There are really no excuses for having a boring story.
It’s not like Jeopardy producers abduct you in the middle of the night and smuggle you to Culver City duct-taped in the back of a van.
You have time to prepare. If you have been a boring lout your whole life, memorizing encyclopedias but never actively doing anything, call me and I’ll write something for you.
Or take the time between the “Congratulations, Future James Holzhauer email” and the time you fly to California to actually participate in life.
Go spearfishing in the Andes for four-legged carp.
Build a hot air balloon in the likeness of Eddie Vedder.
Open a restaurant just so you can name a sandwich after yourself.
Live a little!
This is the author, center.
Think, people!
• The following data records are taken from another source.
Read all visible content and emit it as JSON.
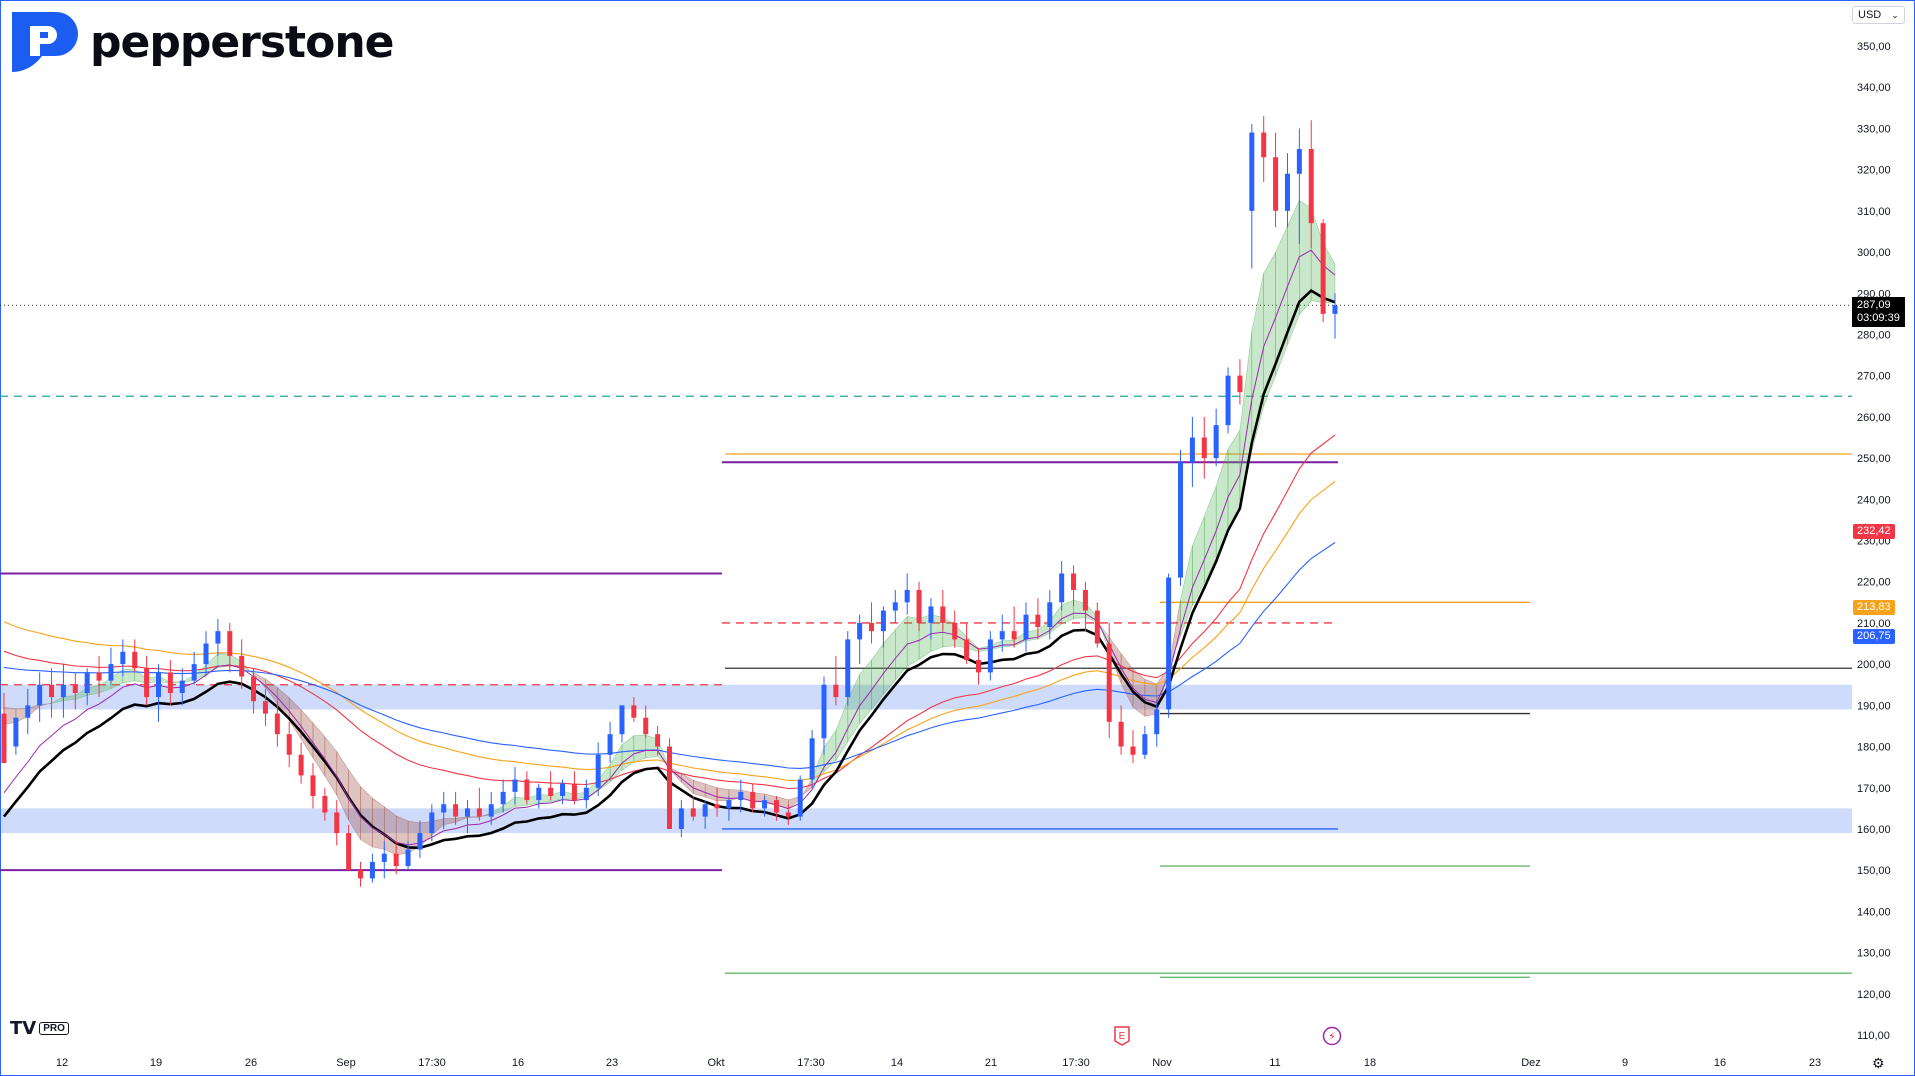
{
  "brand": {
    "name": "pepperstone",
    "color": "#0b0b14",
    "mark_color": "#1a5df0"
  },
  "badge": {
    "tv": "TV",
    "pro": "PRO"
  },
  "currency": {
    "label": "USD",
    "arrow": "⌄"
  },
  "settings_icon": "gear-icon",
  "last_price": {
    "value": "287,09",
    "countdown": "03:09:39"
  },
  "price_tags": [
    {
      "value": "232,42",
      "price": 232.42,
      "color": "#f23645"
    },
    {
      "value": "213,83",
      "price": 213.83,
      "color": "#f7a21b"
    },
    {
      "value": "206,75",
      "price": 206.75,
      "color": "#2962ff"
    }
  ],
  "events": [
    {
      "label": "E",
      "icon": "earnings-icon",
      "color": "#f23645"
    },
    {
      "label": "⚡",
      "icon": "split-icon",
      "color": "#9c27b0"
    }
  ],
  "chart_data": {
    "type": "candlestick",
    "ylim": [
      108,
      357
    ],
    "y_ticks": [
      "110,00",
      "120,00",
      "130,00",
      "140,00",
      "150,00",
      "160,00",
      "170,00",
      "180,00",
      "190,00",
      "200,00",
      "210,00",
      "220,00",
      "230,00",
      "240,00",
      "250,00",
      "260,00",
      "270,00",
      "280,00",
      "290,00",
      "300,00",
      "310,00",
      "320,00",
      "330,00",
      "340,00",
      "350,00"
    ],
    "x_ticks": [
      "12",
      "19",
      "26",
      "Sep",
      "17:30",
      "16",
      "23",
      "Okt",
      "17:30",
      "14",
      "21",
      "17:30",
      "Nov",
      "11",
      "18",
      "Dez",
      "9",
      "16",
      "23"
    ],
    "candles": [
      [
        188,
        193,
        178,
        176
      ],
      [
        180,
        187,
        178,
        187
      ],
      [
        187,
        194,
        183,
        190
      ],
      [
        190,
        198,
        186,
        195
      ],
      [
        195,
        199,
        187,
        192
      ],
      [
        192,
        200,
        187,
        195
      ],
      [
        195,
        198,
        189,
        193
      ],
      [
        193,
        199,
        190,
        198
      ],
      [
        198,
        202,
        192,
        196
      ],
      [
        196,
        204,
        195,
        200
      ],
      [
        200,
        206,
        197,
        203
      ],
      [
        203,
        206,
        198,
        199
      ],
      [
        199,
        202,
        190,
        192
      ],
      [
        192,
        200,
        186,
        198
      ],
      [
        198,
        201,
        190,
        193
      ],
      [
        193,
        199,
        190,
        196
      ],
      [
        196,
        203,
        195,
        200
      ],
      [
        200,
        208,
        197,
        205
      ],
      [
        205,
        211,
        202,
        208
      ],
      [
        208,
        210,
        198,
        202
      ],
      [
        202,
        206,
        194,
        197
      ],
      [
        197,
        199,
        188,
        191
      ],
      [
        191,
        194,
        185,
        188
      ],
      [
        188,
        191,
        180,
        183
      ],
      [
        183,
        186,
        175,
        178
      ],
      [
        178,
        181,
        171,
        173
      ],
      [
        173,
        176,
        165,
        168
      ],
      [
        168,
        170,
        162,
        164
      ],
      [
        164,
        167,
        156,
        159
      ],
      [
        159,
        161,
        150,
        150
      ],
      [
        150,
        152,
        146,
        148
      ],
      [
        148,
        154,
        147,
        152
      ],
      [
        152,
        157,
        148,
        154
      ],
      [
        154,
        157,
        149,
        151
      ],
      [
        151,
        157,
        150,
        155
      ],
      [
        155,
        162,
        153,
        159
      ],
      [
        159,
        166,
        157,
        164
      ],
      [
        164,
        169,
        160,
        166
      ],
      [
        166,
        169,
        161,
        163
      ],
      [
        163,
        167,
        159,
        165
      ],
      [
        165,
        170,
        162,
        163
      ],
      [
        163,
        169,
        161,
        166
      ],
      [
        166,
        172,
        164,
        169
      ],
      [
        169,
        175,
        166,
        172
      ],
      [
        172,
        174,
        166,
        167
      ],
      [
        167,
        171,
        165,
        170
      ],
      [
        170,
        174,
        167,
        168
      ],
      [
        168,
        172,
        166,
        171
      ],
      [
        171,
        174,
        166,
        167
      ],
      [
        167,
        172,
        165,
        170
      ],
      [
        170,
        181,
        168,
        178
      ],
      [
        178,
        186,
        176,
        183
      ],
      [
        183,
        190,
        181,
        190
      ],
      [
        190,
        192,
        186,
        187
      ],
      [
        187,
        190,
        182,
        183
      ],
      [
        183,
        185,
        178,
        180
      ],
      [
        180,
        182,
        160,
        160
      ],
      [
        160,
        167,
        158,
        165
      ],
      [
        165,
        168,
        162,
        163
      ],
      [
        163,
        167,
        160,
        166
      ],
      [
        166,
        170,
        163,
        165
      ],
      [
        165,
        168,
        162,
        167
      ],
      [
        167,
        172,
        164,
        169
      ],
      [
        169,
        171,
        164,
        165
      ],
      [
        165,
        168,
        163,
        167
      ],
      [
        167,
        168,
        162,
        164
      ],
      [
        164,
        166,
        161,
        163
      ],
      [
        163,
        173,
        162,
        172
      ],
      [
        172,
        184,
        170,
        182
      ],
      [
        182,
        197,
        178,
        195
      ],
      [
        195,
        202,
        190,
        192
      ],
      [
        192,
        208,
        190,
        206
      ],
      [
        206,
        212,
        200,
        210
      ],
      [
        210,
        215,
        205,
        208
      ],
      [
        208,
        214,
        204,
        213
      ],
      [
        213,
        218,
        210,
        215
      ],
      [
        215,
        222,
        212,
        218
      ],
      [
        218,
        220,
        208,
        210
      ],
      [
        210,
        216,
        206,
        214
      ],
      [
        214,
        218,
        208,
        210
      ],
      [
        210,
        213,
        204,
        206
      ],
      [
        206,
        210,
        200,
        201
      ],
      [
        201,
        204,
        195,
        198
      ],
      [
        198,
        208,
        196,
        206
      ],
      [
        206,
        212,
        203,
        208
      ],
      [
        208,
        214,
        204,
        206
      ],
      [
        206,
        215,
        203,
        212
      ],
      [
        212,
        216,
        206,
        209
      ],
      [
        209,
        218,
        206,
        215
      ],
      [
        215,
        225,
        213,
        222
      ],
      [
        222,
        224,
        214,
        218
      ],
      [
        218,
        220,
        208,
        213
      ],
      [
        213,
        215,
        204,
        205
      ],
      [
        205,
        210,
        182,
        186
      ],
      [
        186,
        190,
        178,
        180
      ],
      [
        180,
        184,
        176,
        178
      ],
      [
        178,
        185,
        177,
        183
      ],
      [
        183,
        191,
        180,
        189
      ],
      [
        189,
        222,
        187,
        221
      ],
      [
        221,
        252,
        219,
        249
      ],
      [
        249,
        260,
        243,
        255
      ],
      [
        255,
        260,
        245,
        250
      ],
      [
        250,
        262,
        248,
        258
      ],
      [
        258,
        272,
        256,
        270
      ],
      [
        270,
        274,
        263,
        266
      ],
      [
        310,
        331,
        296,
        329
      ],
      [
        329,
        333,
        317,
        323
      ],
      [
        323,
        329,
        306,
        310
      ],
      [
        310,
        324,
        306,
        319
      ],
      [
        319,
        330,
        302,
        325
      ],
      [
        325,
        332,
        301,
        307
      ],
      [
        307,
        308,
        283,
        285
      ],
      [
        285,
        290,
        279,
        287.09
      ]
    ],
    "zones": [
      {
        "from": 189,
        "to": 195
      },
      {
        "from": 159,
        "to": 165
      }
    ],
    "levels": [
      {
        "price": 222,
        "color": "#7b1fa2"
      },
      {
        "price": 150,
        "color": "#7b1fa2"
      },
      {
        "price": 195,
        "color": "#f23645",
        "dashed": true
      },
      {
        "price": 249,
        "color": "#7b1fa2"
      },
      {
        "price": 251,
        "color": "#f7a21b"
      },
      {
        "price": 199,
        "color": "#333333"
      },
      {
        "price": 210,
        "color": "#f23645",
        "dashed": true
      },
      {
        "price": 160,
        "color": "#2962ff"
      },
      {
        "price": 125,
        "color": "#66bb6a"
      },
      {
        "price": 215,
        "color": "#f7a21b"
      },
      {
        "price": 188,
        "color": "#333333"
      },
      {
        "price": 151,
        "color": "#66bb6a"
      },
      {
        "price": 124,
        "color": "#66bb6a"
      },
      {
        "price": 265,
        "color": "#26a69a",
        "dashed": true
      }
    ],
    "colors": {
      "up": "#2962ff",
      "down": "#f23645"
    }
  }
}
You’re smart enough to be on Jeopardy, you should be smart enough not to take your Warholian one minute and use it to be conversational Ambien.
If you are mortified by your Jeopardy story and don’t have time to do something worth discussing because you are too busy memorizing the last seven hundred New York Times Sunday Crosswords, I am willing to be your Jeopardy Life Coach.
On second thought, telling TV Land that you memorized seven hundred New York Times Sunday Crosswords would be infinitely more interesting than some of the experiential pablum that contestants have talked about lately.